Final answer:
Using the Central Limit Theorem, the standard error for the average service time is calculated, and a z-score is determined to find out the probability that the service time will be less than or equal to 1.1 hours. With a probability of approximately 79.7%, the average planned time might be enough, but there's still a 20.3% chance it could take longer.
Step-by-step explanation:
To determine if 1.1 hours per technician is enough to service a unit, we need to consider the average time that a technician spends servicing a unit and the standard deviation of the time spent. The situation describes a sample with an average service time of 1 hour and a standard deviation of 1 hour. As 70 units constitute a simple random sample, we can apply the Central Limit Theorem to approximate the sampling distribution of the sample mean.

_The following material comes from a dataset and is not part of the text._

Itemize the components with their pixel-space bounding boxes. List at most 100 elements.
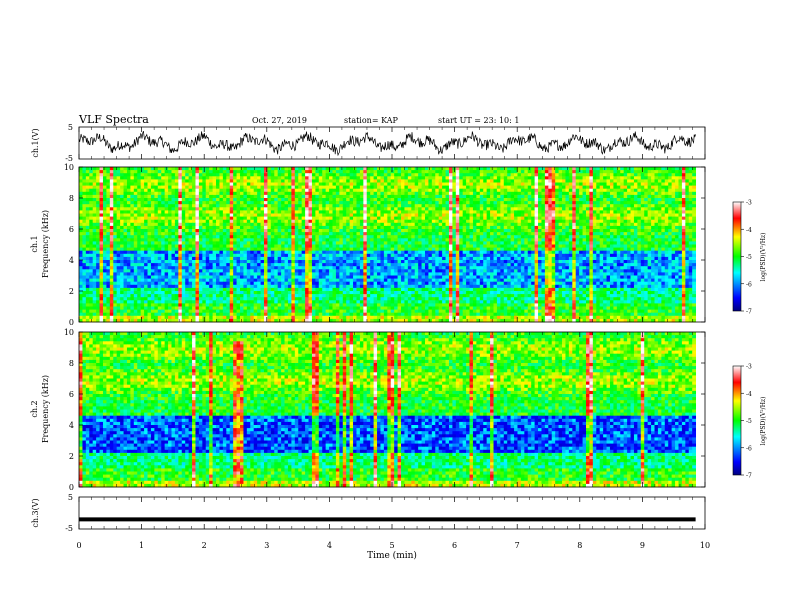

If we assume a normal distribution of servicing times, we can calculate the probability that the actual average service time will be less than or equal to 1.1 hours using the concept of standard error (SE) of the mean. The standard error is calculated using the formula SE = σ/sqrt(n), where σ is the population standard deviation and n is the sample size. In this case, SE = 1 / sqrt(70). When we calculate this, we get an SE of approximately 0.12 hours.

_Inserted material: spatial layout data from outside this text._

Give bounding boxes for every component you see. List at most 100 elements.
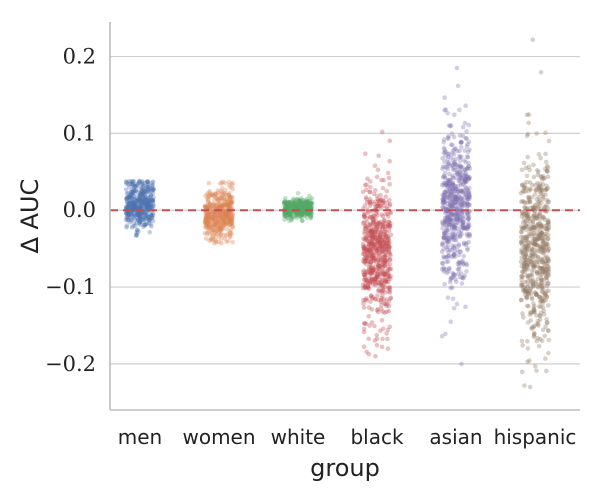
data-point <box>458 154 464 160</box>
data-point <box>521 288 526 293</box>
data-point <box>146 196 151 201</box>
data-point <box>457 260 462 265</box>
data-point <box>309 211 314 217</box>
data-point <box>461 216 467 221</box>
data-point <box>129 189 134 195</box>
data-point <box>370 240 375 246</box>
data-point <box>144 204 150 209</box>
data-point <box>446 151 452 157</box>
data-point <box>217 217 223 223</box>
data-point <box>385 336 390 342</box>
data-point <box>361 244 367 250</box>
data-point <box>519 214 525 219</box>
data-point <box>218 213 223 219</box>
data-point <box>535 233 540 238</box>
data-point <box>220 203 226 209</box>
data-point <box>522 287 528 293</box>
data-point <box>543 267 548 273</box>
data-point <box>456 252 462 258</box>
data-point <box>441 140 447 145</box>
data-point <box>451 148 456 153</box>
data-point <box>143 201 148 207</box>
data-point <box>527 256 533 262</box>
data-point <box>368 251 373 257</box>
data-point <box>218 226 223 232</box>
data-point <box>203 236 209 241</box>
data-point <box>522 244 527 250</box>
data-point <box>285 200 290 206</box>
data-point <box>532 225 537 231</box>
data-point <box>369 320 375 325</box>
data-point <box>385 170 391 176</box>
data-point <box>230 199 235 204</box>
data-point <box>213 216 218 222</box>
data-point <box>379 290 385 295</box>
data-point <box>388 253 393 258</box>
data-point <box>308 214 314 219</box>
data-point <box>206 193 212 198</box>
data-point <box>125 190 131 196</box>
data-point <box>361 268 367 273</box>
data-point <box>218 215 224 220</box>
data-point <box>535 168 540 173</box>
data-point <box>384 297 390 302</box>
data-point <box>533 279 539 285</box>
data-point <box>294 203 300 208</box>
data-point <box>134 187 139 193</box>
data-point <box>379 303 384 308</box>
data-point <box>213 221 218 226</box>
data-point <box>150 197 156 203</box>
data-point <box>136 199 141 205</box>
data-point <box>442 180 448 186</box>
data-point <box>451 160 457 166</box>
data-point <box>363 270 369 275</box>
data-point <box>217 205 222 211</box>
data-point <box>361 211 367 217</box>
data-point <box>222 198 227 203</box>
data-point <box>142 192 148 198</box>
data-point <box>142 204 148 210</box>
data-point <box>443 208 448 214</box>
data-point <box>364 219 370 225</box>
data-point <box>361 247 367 252</box>
data-point <box>297 210 302 216</box>
data-point <box>378 193 383 198</box>
data-point <box>542 291 547 296</box>
data-point <box>363 223 369 229</box>
data-point <box>136 210 141 216</box>
data-point <box>534 223 540 228</box>
data-point <box>457 162 462 168</box>
data-point <box>145 185 151 190</box>
data-point <box>364 279 370 285</box>
data-point <box>543 258 548 264</box>
data-point <box>291 197 297 203</box>
data-point <box>203 224 208 229</box>
data-point <box>217 205 222 211</box>
data-point <box>220 217 225 222</box>
data-point <box>444 225 450 231</box>
data-point <box>125 205 131 210</box>
data-point <box>518 259 524 265</box>
data-point <box>132 197 137 202</box>
data-point <box>228 194 233 200</box>
data-point <box>372 296 378 302</box>
data-point <box>292 202 298 208</box>
data-point <box>450 296 456 302</box>
data-point <box>448 193 453 198</box>
data-point <box>532 309 538 314</box>
data-point <box>370 235 375 240</box>
data-point <box>523 185 529 191</box>
data-point <box>526 243 531 248</box>
data-point <box>286 199 292 205</box>
data-point <box>380 326 386 332</box>
data-point <box>375 222 380 227</box>
data-point <box>289 215 295 220</box>
data-point <box>462 172 468 178</box>
data-point <box>286 209 292 215</box>
data-point <box>445 136 451 142</box>
data-point <box>534 215 539 220</box>
data-point <box>379 250 385 255</box>
data-point <box>223 192 228 197</box>
data-point <box>295 210 300 215</box>
data-point <box>386 219 391 225</box>
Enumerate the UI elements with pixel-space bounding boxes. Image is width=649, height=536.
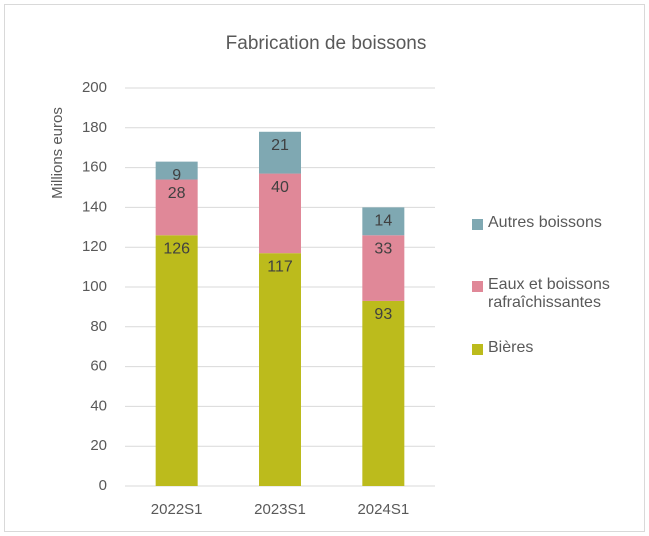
data-label: 9 (172, 167, 181, 184)
data-label: 28 (168, 185, 186, 202)
legend-label: Autres boissons (488, 214, 602, 231)
y-tick-label: 0 (99, 477, 107, 494)
data-label: 33 (374, 240, 392, 257)
x-tick-label: 2023S1 (254, 501, 306, 518)
y-tick-label: 20 (90, 437, 107, 454)
y-tick-label: 160 (82, 159, 107, 176)
bar-segment (362, 300, 405, 486)
legend-swatch (472, 344, 483, 355)
y-tick-label: 60 (90, 358, 107, 375)
chart-border (4, 4, 645, 532)
bar-segment (362, 235, 405, 301)
data-label: 93 (374, 306, 392, 323)
bar-segment (155, 179, 198, 236)
y-tick-label: 120 (82, 238, 107, 255)
x-tick-label: 2024S1 (357, 501, 409, 518)
y-axis-label: Millions euros (49, 107, 66, 199)
x-tick-label: 2022S1 (151, 501, 203, 518)
data-label: 21 (271, 137, 289, 154)
data-label: 117 (267, 258, 293, 275)
data-label: 14 (374, 213, 392, 230)
y-tick-label: 100 (82, 278, 107, 295)
y-tick-label: 80 (90, 318, 107, 335)
legend-entry: Autres boissons (472, 214, 642, 232)
bar-segment (362, 207, 405, 236)
data-label: 126 (163, 240, 190, 257)
y-tick-label: 140 (82, 198, 107, 215)
y-tick-label: 180 (82, 119, 107, 136)
bar-segment (259, 173, 301, 254)
legend-swatch (472, 281, 483, 292)
bar-segment (155, 161, 198, 180)
chart-title: Fabrication de boissons (226, 33, 427, 54)
data-label: 40 (271, 179, 289, 196)
y-tick-label: 40 (90, 397, 107, 414)
bar-segment (259, 131, 301, 174)
bar-segment (259, 253, 301, 486)
legend-swatch (472, 219, 483, 230)
bar-segment (155, 235, 198, 486)
legend-entry: Bières (472, 339, 642, 357)
legend-label: Bières (488, 339, 534, 356)
legend-label: Eaux et boissons rafraîchissantes (488, 276, 610, 311)
y-tick-label: 200 (82, 79, 107, 96)
legend-entry: Eaux et boissons rafraîchissantes (472, 276, 642, 312)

Next, we find the z-score for 1.1 hours. Z = (X - μ) / SE, where X is the value we're checking (1.1 hours), μ is the mean (1 hour), and SE is the standard error. The z-score tells us how many standard errors 1.1 hours is away from the mean. Here, Z = (1.1 - 1) / 0.12 = 0.83. We can then look up this z-score in a standard normal distribution table or use a statistical software to find that the probability of the sample mean being less than or equal to 1.1 hours is about 79.7%.
Will 1.1 hours per technician be enough?
Given that there's roughly 79.7% chance that the average service time for a unit will be less than or equal to 1.1 hours, it suggests that the planned average time would usually be sufficient. However, there is still a 20.3% chance that it will exceed 1.1 hours per unit on average. Depending on the level of risk the company is willing to accept, 1.1 hours may be seen as just adequate, or the company may choose to allow a bit more time to reduce the risk of overruns.